Tuesday, May 31, 2011

How does our brain work?

It may surprise you that how the brain works won't be explained in a blog, but perhaps a couple of interesting things can be considered. We have two hemispheres to our brains, a left hemisphere and a right hemisphere. The left hemisphere largely controls the right hand side of our bodies, and roughly corresponds to our conscious mind, and controls rational thought, logic, lists, analysis, linearity, letters, numbers, seeing details. The right hemisphere largely controls the left hand side of our bodies, and roughly corresponds to our subconscious mind. It controls imagination, symbolism, dreaming, flashes of intuition, pictures, and tends to see the world as a whole without the details.

There are deeper levels of brain function, our "reptilian brain", which controls survival instincts, our "mammalian brain", which controls our emotions, and our cognitive brain which controls our thinking. Of course, we have a huge network of nerves and glands for mind body communication, and energy flow.

Our subconscious minds handle vast amounts of information every second, all the sensations, all the sights, sounds, feelings, smells, tastes, where we are in relation to everything around us. It handles all the thoughts and memories we are having also, which also fire off the sensory parts of our brain. Our subconscious minds constantly evaluate our environment, if you were to compare the volume of information bombarding us to water flow, it is like a the volume of water the Niagara falls provide every second. Our conscious minds can handle between five and nine units of information at a time, e.g how long is a phone number, and how easy is it to hold a phone number in your mind before you memorise it?

Our subconscious minds then have the job of sorting through this Niagara falls flow of information, and provide our conscious minds with a flow of information equivalent to the flow from a tap. However, it usually provides us with the most important information that is relevant at the time. For example what is the correct meaning and context of a word (whenever you become aware of a word, your subconscious has to fire off all the associations it has with that word, and provide your conscious mind with the correct meaning based on context and comparision). Even if you are deep in conversation, and ignoring everything else around you, if your subconscious was to notice a tiger, it would immediately bring it to your attention by firing off your fight/flight response.

Your fight/flight response works without emotions. Have you have ever experienced an emergency situation where you acted coolly and calmly, and after the situation had been resolved, then the emotions e.g. fear, anger kicked in?
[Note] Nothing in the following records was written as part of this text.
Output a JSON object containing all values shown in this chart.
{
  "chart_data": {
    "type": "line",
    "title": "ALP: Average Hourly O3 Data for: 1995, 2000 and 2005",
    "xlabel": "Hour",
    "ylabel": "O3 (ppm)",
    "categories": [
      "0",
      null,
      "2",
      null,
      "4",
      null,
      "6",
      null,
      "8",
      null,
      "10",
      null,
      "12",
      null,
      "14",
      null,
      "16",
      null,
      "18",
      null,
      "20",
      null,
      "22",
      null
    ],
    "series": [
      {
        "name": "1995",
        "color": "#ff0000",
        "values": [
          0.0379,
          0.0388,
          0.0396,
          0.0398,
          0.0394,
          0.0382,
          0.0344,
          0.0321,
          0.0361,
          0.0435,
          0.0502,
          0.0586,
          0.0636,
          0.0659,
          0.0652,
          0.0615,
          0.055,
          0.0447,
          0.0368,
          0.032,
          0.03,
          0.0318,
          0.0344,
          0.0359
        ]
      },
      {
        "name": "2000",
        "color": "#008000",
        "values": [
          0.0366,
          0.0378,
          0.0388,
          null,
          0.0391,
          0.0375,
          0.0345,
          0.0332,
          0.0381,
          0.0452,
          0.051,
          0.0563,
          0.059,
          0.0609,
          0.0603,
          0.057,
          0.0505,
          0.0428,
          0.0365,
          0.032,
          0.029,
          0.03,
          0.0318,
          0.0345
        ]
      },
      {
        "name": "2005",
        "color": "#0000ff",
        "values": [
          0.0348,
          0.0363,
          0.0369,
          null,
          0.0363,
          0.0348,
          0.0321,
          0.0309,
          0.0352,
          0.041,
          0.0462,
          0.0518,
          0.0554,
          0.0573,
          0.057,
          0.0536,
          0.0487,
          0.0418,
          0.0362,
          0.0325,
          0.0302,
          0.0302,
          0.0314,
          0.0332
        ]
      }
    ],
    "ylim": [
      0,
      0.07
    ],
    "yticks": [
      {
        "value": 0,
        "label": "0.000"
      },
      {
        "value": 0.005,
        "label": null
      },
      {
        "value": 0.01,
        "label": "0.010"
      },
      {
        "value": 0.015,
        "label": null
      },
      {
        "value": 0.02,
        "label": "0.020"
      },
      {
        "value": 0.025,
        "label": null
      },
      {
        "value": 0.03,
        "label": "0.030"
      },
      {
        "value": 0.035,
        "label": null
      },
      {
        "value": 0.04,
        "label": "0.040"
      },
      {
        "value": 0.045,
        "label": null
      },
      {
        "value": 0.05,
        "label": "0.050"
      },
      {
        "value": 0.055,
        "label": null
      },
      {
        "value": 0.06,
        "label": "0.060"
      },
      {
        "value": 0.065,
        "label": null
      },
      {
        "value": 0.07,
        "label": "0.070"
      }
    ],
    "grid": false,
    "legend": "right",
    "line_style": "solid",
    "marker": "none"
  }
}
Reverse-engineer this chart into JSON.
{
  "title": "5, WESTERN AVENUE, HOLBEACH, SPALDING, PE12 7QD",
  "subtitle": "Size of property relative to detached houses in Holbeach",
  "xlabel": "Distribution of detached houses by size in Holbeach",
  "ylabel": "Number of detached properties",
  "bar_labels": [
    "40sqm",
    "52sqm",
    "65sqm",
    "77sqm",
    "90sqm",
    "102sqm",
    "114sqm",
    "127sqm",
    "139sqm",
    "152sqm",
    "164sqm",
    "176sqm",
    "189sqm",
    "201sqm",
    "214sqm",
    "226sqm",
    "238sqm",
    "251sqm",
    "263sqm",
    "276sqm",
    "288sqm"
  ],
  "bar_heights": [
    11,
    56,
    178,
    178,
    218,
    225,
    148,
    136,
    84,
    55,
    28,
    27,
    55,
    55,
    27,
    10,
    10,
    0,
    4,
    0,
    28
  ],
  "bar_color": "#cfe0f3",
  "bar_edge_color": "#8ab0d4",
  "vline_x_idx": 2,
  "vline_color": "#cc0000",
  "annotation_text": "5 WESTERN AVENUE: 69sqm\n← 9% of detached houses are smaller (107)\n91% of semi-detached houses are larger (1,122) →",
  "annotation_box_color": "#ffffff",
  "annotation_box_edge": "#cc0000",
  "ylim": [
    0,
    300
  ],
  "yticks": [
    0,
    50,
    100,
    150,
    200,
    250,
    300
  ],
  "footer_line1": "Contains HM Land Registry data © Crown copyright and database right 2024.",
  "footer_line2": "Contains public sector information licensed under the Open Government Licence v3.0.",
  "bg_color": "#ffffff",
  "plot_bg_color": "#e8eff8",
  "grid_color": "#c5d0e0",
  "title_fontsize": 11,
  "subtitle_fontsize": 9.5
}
The emotions are secondary responses to the action required from flight or flight and are there for the purpose of teaching you responses to similar situations. However, what can happen is that an inappropriate emotion can get associated with an event that is actually safe, but which your subconscious has labelled as an event that is dangerous. This is an important survival mechanism for a simple world that is full of dangers, and sometimes does not serve us well in a safer but much more complex world. It is the cause of PTSD, where fear and/or anger can serve well for survival in a war situation, but are not at all useful when back in peacetime.